Most often, VCs would pass by saying something like “Your traction with no funding is great, but this space isn’t something we’ve done before." In other words, a variation on “It’s not you, it’s me." Like most jilted lovers, we walked away from the process feeling battered, muttering lots of four-letter words, and a “We’ll show them” attitude that made us want to execute like crazy.
After $FB happened and Chris Dixon's "10 million is the new 1 million" post landed, however, things changed. Having thousands of people willing to pay for your product became a good thing.
Our first time out, we had a great product and real traction but were too ignorant of the diversity of the VC community and naively assumed that revenue would be our trump card. Who wouldn't back a money-making business? Oops.
Our second time out, we knew that sentiment was moving back towards the fundamentals of B2B and SaaS. Where previously we had started conversations by trying to explain our product and our space, we’d start with our revenue numbers knowing that it would it would raise an eyebrow instead of causing an awkward silence.
Doubling down on the growth we’d achieved in the meantime, we sought out investors with a track record in understanding and betting on revenue-generating companies with a big vision, and found the right partners who believe in our long-term ability to build something big.
Trying twice and succeeding once, we learned:
1. Timing and investment cycles matter. Pitching a B2B startup in a consumer-bullish cycle isn’t impossible, but you’re pushing shit uphill and fundraising is hard enough without turning the difficulty up to nightmare mode for yourself. Read the news and understand the prevailing climate before you spend time banging on doors that are hesitant to open.
2. Every bit of revenue growth matters. We had probably grown four times by our second attempt but we were surprised at the difference it made. Growing fast is supposed to be easy for early-stage companies (see the scorn heaped on YC companies talking about 100 percent week-on-week growth), but we learned that stretching yourself to the limit of your possible bootstrapped growth before you ask for VC dollars makes a huge difference. Now more than ever, revenue growth talks and investors are listening.
3. Target only the investors who know and understand B2B and ignore the rest. Thinking that all VCs would be interested in any cash-generating business was a mistake and wasted time on both sides. We have a spreadsheet of roughly 50 VCs we spoke to, and in hindsight probably only 25 percent of them were a real chance at a fit.

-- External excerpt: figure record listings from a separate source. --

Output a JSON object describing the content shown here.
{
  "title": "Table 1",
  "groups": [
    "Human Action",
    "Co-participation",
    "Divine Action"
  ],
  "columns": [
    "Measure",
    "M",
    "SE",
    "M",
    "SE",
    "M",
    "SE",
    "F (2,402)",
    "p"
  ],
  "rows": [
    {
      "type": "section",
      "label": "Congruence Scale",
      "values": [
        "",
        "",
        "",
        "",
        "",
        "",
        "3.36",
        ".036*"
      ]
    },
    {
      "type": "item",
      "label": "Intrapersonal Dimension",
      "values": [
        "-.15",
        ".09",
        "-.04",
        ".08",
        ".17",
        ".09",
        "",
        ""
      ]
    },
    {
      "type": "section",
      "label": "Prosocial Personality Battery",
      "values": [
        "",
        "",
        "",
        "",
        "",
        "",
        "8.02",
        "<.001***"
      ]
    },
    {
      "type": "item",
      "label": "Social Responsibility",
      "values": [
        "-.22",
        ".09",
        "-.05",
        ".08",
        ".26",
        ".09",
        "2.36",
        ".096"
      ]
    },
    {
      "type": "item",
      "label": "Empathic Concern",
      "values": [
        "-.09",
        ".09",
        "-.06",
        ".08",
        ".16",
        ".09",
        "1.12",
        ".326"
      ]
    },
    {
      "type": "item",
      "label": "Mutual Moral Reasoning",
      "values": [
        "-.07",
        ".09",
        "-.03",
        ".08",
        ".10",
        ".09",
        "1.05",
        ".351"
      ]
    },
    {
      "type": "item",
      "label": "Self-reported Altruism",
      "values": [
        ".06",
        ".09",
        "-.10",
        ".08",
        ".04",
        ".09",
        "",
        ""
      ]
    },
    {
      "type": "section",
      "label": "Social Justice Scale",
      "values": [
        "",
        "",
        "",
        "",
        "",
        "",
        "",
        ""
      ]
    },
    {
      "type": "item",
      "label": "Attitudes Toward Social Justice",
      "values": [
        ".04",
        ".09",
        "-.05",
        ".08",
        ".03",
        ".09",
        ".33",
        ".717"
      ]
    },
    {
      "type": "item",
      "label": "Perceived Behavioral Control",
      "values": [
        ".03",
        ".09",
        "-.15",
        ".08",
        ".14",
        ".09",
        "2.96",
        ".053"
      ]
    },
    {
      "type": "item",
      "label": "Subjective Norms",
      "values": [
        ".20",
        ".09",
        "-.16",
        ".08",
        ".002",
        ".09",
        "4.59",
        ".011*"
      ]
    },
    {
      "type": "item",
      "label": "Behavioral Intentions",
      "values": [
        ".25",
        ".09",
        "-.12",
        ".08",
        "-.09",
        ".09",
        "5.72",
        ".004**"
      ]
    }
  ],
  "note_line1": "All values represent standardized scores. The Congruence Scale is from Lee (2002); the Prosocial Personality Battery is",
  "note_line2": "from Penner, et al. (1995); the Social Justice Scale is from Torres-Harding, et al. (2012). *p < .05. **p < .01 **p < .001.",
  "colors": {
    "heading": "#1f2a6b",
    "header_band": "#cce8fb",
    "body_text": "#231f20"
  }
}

Handshake is focused on B2B sales order management, but for any startup serving the B2B space and generating real recurring revenue, we have thankfully turned the corner into a funding environment that is much more friendly to what we do. VCs are now more willing to back products and teams that are adding real value for a thriving subscriber base, even if their user numbers aren't necessarily going to "hockey stick" into the stratosphere overnight.
I, for one, am glad that the fairy-tale is over.